Leram a Noirtier uma fórmula de testamento vaga, vulgar; depois, para começar, por assim dizer, a investigação acerca da sua inteligência, o primeiro notário disse-lhe, virando-se para ele:
- Quando se faz um testamento, senhor, é a favor de alguém...
- Pois é - respondeu Noirtier.
- Tem alguma ideia da importância a quanto monta a suafortuna?
- Tenho.
- Vou dizer várias importâncias, que irão subindo gradualmente. Deter-me-á quando atingir aquela que julgue ser a sua.
- Pois sim.
Havia neste interrogatório uma espécie de solenidade. Aliás, nunca a luta da inteligência contra a matéria fora talvez mais visível. E se não era um sublime, como íamos a dizer, era pelo menos um curioso espectáculo.
Formara-se roda à volta de Noirtier. O segundo notário estava sentado a uma mesa, pronto para escrever. O primeiro estava de pé diante de Noirtier e interrogava-o.
- A sua fortuna ultrapassa os trezentos mil francos, não é verdade?

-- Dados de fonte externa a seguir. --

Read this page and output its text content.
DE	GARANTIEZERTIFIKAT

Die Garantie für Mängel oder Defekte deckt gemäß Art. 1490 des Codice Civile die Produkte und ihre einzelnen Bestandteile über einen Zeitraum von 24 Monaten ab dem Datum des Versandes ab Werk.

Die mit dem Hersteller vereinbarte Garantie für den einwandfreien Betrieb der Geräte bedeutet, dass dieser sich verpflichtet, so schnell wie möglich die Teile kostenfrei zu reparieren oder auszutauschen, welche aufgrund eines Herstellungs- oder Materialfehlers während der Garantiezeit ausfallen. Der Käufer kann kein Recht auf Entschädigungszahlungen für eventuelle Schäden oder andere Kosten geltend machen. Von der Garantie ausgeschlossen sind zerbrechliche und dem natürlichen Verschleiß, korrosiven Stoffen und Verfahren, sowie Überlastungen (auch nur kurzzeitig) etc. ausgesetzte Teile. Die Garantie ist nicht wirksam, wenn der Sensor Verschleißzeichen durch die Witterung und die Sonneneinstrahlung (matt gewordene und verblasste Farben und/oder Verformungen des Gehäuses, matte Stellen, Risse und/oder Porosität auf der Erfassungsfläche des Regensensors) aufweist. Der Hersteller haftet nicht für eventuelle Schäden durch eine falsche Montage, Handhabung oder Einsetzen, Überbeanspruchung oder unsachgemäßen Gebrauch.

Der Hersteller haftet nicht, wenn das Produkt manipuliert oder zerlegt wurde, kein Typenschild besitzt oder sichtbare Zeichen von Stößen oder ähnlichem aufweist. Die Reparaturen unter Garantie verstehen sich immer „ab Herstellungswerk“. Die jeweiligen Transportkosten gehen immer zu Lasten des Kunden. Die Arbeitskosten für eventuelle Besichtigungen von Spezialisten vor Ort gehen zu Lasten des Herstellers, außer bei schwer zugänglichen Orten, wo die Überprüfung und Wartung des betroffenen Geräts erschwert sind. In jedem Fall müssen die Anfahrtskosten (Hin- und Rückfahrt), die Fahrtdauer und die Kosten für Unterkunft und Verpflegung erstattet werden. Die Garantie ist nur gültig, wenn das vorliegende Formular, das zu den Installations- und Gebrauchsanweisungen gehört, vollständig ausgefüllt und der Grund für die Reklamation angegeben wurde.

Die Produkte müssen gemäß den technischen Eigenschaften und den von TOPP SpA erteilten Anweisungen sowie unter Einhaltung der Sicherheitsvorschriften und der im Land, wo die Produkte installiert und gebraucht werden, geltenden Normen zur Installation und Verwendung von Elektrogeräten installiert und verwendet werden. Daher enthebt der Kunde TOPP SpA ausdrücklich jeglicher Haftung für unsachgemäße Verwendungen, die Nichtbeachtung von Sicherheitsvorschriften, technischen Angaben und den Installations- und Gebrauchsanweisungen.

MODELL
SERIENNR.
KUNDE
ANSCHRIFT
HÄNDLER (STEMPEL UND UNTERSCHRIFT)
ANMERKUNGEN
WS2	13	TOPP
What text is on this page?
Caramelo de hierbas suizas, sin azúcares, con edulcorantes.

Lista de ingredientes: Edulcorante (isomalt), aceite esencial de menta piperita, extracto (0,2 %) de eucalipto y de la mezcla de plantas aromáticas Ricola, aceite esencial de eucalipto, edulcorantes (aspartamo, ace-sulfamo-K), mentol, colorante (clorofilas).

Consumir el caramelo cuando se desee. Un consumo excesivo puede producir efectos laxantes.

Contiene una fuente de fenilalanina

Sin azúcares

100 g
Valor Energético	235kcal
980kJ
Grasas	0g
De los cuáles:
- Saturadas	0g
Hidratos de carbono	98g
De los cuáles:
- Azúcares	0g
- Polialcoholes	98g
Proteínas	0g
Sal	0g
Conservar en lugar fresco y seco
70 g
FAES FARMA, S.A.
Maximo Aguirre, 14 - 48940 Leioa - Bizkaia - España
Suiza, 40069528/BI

Noirtier fez sinal que sim.
- Possui quatrocentos mil francos? - perguntou o notário.
Noirtier ficou imóvel.
- Quinhentos mil?
A mesma imobilidade.
- Seiscentos mil? Setecentos mil? Oitocentos mil? Novecentos mil? Noirtier fez sinal que sim.
- Possui novecentos mil francos?
- Possuo.
- Em imóveis? - perguntou o notário.
Noirtier fez sinal que não.
- Em títulos de dívida pública?
Noirtier fez sinal que sim.
- Esses títulos estão em seu poder? Uma olhadela dirigida a Barrois fez sair o velho servidor, que regressou pouco depois com uma caixinha.
- Permite-me que abra esta caixa? - perguntou o notário.
Noirtier fez sinal que sim.
Aberta a caixa, encontraram-se títulos de dívida pública no valor de novecentos mil francos.
O primeiro notário passou, um após outro, cada título ao colega. A soma era a indicada por Noirtier.
- Está certa - disse o segundo notário. - É evidente que a inteligência se encontra em toda a sua capacidade e extensão.
O primeiro notário virou-se então para o paralítico e disse-lhe:
- O senhor possui portanto novecentos mil francos de capital, que, dada a forma como estão investidos, lhe devem dar quarenta mil libras de rendimento, aproximadamente...
- É verdade - respondeu Noirtier.
- A quem deseja deixar essa fortuna?
- Oh - interveio a Sr.ª de Villefort -, quanto a isso não há qualquer dúvida! O Sr. Noirtier ama unicamente a neta, Mademoiselle Valentine de Villefort. E ela que cuida dele há seis anos. Soube cativar com os seus cuidados assíduos a afeição do avô e quase direi o seu reconhecimento. É portanto justo que receba a paga da sua dedicação.